You need CYA not only for protecting chlorine from degradation from sunlight, but also to moderate chlorine's strength. So even if your pool is covered or not exposed to sunlight, you should still have some CYA in it, though perhaps only 20-30 ppm. If exposed to sunlight, then you should have more, usually in the 40-50 ppm range.
 
@geek That should pose no real problem, I can simply vac to waste or open a dump valve.
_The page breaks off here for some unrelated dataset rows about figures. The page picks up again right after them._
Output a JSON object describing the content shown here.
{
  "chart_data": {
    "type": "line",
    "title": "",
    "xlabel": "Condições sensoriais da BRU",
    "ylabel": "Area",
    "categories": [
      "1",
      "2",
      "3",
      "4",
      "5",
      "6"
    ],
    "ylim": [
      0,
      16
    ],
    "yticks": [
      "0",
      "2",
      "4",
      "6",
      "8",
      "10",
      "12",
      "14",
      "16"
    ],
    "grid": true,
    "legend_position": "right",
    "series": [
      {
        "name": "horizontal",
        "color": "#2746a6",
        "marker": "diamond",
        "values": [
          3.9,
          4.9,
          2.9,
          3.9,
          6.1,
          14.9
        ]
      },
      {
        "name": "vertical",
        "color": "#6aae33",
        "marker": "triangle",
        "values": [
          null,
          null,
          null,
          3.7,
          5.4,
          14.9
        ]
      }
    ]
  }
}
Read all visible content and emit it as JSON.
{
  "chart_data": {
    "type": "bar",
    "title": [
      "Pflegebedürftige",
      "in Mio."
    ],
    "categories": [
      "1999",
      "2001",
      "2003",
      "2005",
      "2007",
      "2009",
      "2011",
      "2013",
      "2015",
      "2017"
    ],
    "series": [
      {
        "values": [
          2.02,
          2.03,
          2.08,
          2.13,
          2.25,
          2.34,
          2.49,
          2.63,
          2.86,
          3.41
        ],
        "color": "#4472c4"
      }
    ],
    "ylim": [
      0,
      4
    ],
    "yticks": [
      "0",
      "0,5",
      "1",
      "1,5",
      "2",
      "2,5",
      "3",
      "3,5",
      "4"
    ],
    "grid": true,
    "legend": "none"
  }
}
I am somewhat confused why chlorine tabs have stabilizer in them. If CYA is introduced to the pool and it does not degrade, breakdown or otherwise leave the system why on earth would you need a steady stream introduced along with the chlorine? Especially at the rate apparently given. Other than to sell more chlorine that is. ; )
 
The main reason Trichlor pucks/tabs are so popular is that they are the only reliable slow-dissolving form of chlorine. There are also Cal-Hypo tabs, but they require more fillers to bind them together and tend to fall apart as they get smaller. Unfortunately, there is no slow-dissolving tablet form of chlorine that does not have the side effect of increasing CYA, as with Trichlor, or CH as with Cal-Hypo. There is also Dichlor, but that's only in powdered form and increases CYA even faster than Trichlor for the same chlorine amount. That's just the way the chemistry works.

There is a solid form of chlorine, lithium hypochlorite, that doesn't have these side effects, but it only comes in powdered form and it is very expensive.

So that just leaves sodium hypochorite aka chlorinating liquid or bleach. It's great at not having significant side effects (it increases the salt level) but unfortunately cannot be in very concentrated form since it degrades more quickly. So you are mostly buying water which means more to carry, but at least it is priced accordingly and is usually the least expensive form of chlorine though in some areas Cal-Hypo is cheaper (and I'm accounting for the pH/TA adjustment products needed with Trichlor and Dichlor when I'm comparing pricing).

For automated dosing, one has options for dispensing chlorinating liquid or bleach including using The Liquidator or a peristaltic pump or one can generate chlorine on site from salt by using a saltwater chlorine generator (SWG).